Dört ülke, “UNRWA’nın çalışmalarının ve insani rolünün sürekliliğini sağlamak için bağışçı ve ev sahibi ülkelerle çalışmaya devam edeceklerini” söyledi.
Birleşik Krallık, UNRWA’yı Filistinliler için bir “cankurtaran halatı” olarak tanımladı ve dışişleri bakanı sosyal medyada yaptığı açıklamada “UNRWA’yı kısıtlayan yasa tasarılarının tamamen yanlış olduğunu” söyledi.
Almanya, yasanın “UNRWA’nın Gazze, Batı Şeria ve Doğu Kudüs’teki çalışmalarını imkansız hale getireceğini… milyonlarca insana hayati önem taşıyan insani yardımı riske atacağını” söyledi.

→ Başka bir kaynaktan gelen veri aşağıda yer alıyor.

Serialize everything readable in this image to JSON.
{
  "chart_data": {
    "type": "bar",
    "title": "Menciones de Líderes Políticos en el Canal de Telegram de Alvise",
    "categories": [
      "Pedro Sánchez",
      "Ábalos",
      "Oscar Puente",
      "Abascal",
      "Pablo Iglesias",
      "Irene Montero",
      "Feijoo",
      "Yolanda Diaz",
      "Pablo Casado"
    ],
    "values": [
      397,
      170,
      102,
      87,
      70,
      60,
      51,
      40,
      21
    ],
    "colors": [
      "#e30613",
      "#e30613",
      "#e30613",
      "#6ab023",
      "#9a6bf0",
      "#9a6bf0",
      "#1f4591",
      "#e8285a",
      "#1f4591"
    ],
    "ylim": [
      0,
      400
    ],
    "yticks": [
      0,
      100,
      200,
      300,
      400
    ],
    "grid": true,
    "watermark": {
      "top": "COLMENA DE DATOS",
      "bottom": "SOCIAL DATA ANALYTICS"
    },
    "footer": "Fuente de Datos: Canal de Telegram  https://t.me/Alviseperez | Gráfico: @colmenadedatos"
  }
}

UNRWA’nın iletişim direktörü Juliette Touma, CBS News’e, tasarıların uygulanması halinde “hizmet ettiğimiz insanlar için ciddi insani sonuçlar doğuracağını” söyledi. “Neden şu anda gerçekten olması gereken şeye odaklanmıyoruz, yani ateşkes, rehinelerin serbest bırakılmasına yönelik bir anlaşma ve aynı zamanda ABD’nin İsrail hükümetine sayıyı artırmak için gönderdiği mektupta belirtilenler doğrultusunda iyileştirmeler yapılması. Şu anda odaklanmamız gereken şey insani yardımların akışıdır.”
Hamas, oylamanın “Siyonist saldırganlığın” bir eylemi olduğunu söyledi.
İsrail ile Hamas arasındaki savaş ne zaman başladı? Hamas liderliğindeki silahlı adamlar 7 Ekim 2023’te İsrail’e baskın düzenlediSonuç olarak, çoğu sivil olmak üzere yaklaşık 1.200 kişi öldürüldü ve yaklaşık 250 kişi kaçırıldı. Gazze’de yaklaşık 100 rehine kaldı ve bunların üçte birinin öldüğüne inanılıyor.
Yerel sağlık yetkililerine göre İsrail’in misilleme saldırısı 43.000’den fazla Filistinlinin ölümüne yol açtı. 2,3 milyonluk nüfusun yaklaşık %90’ı, çoğu kez birden çok kez evlerinden edildi.
Haley Ott bu rapora katkıda bulunmuştur.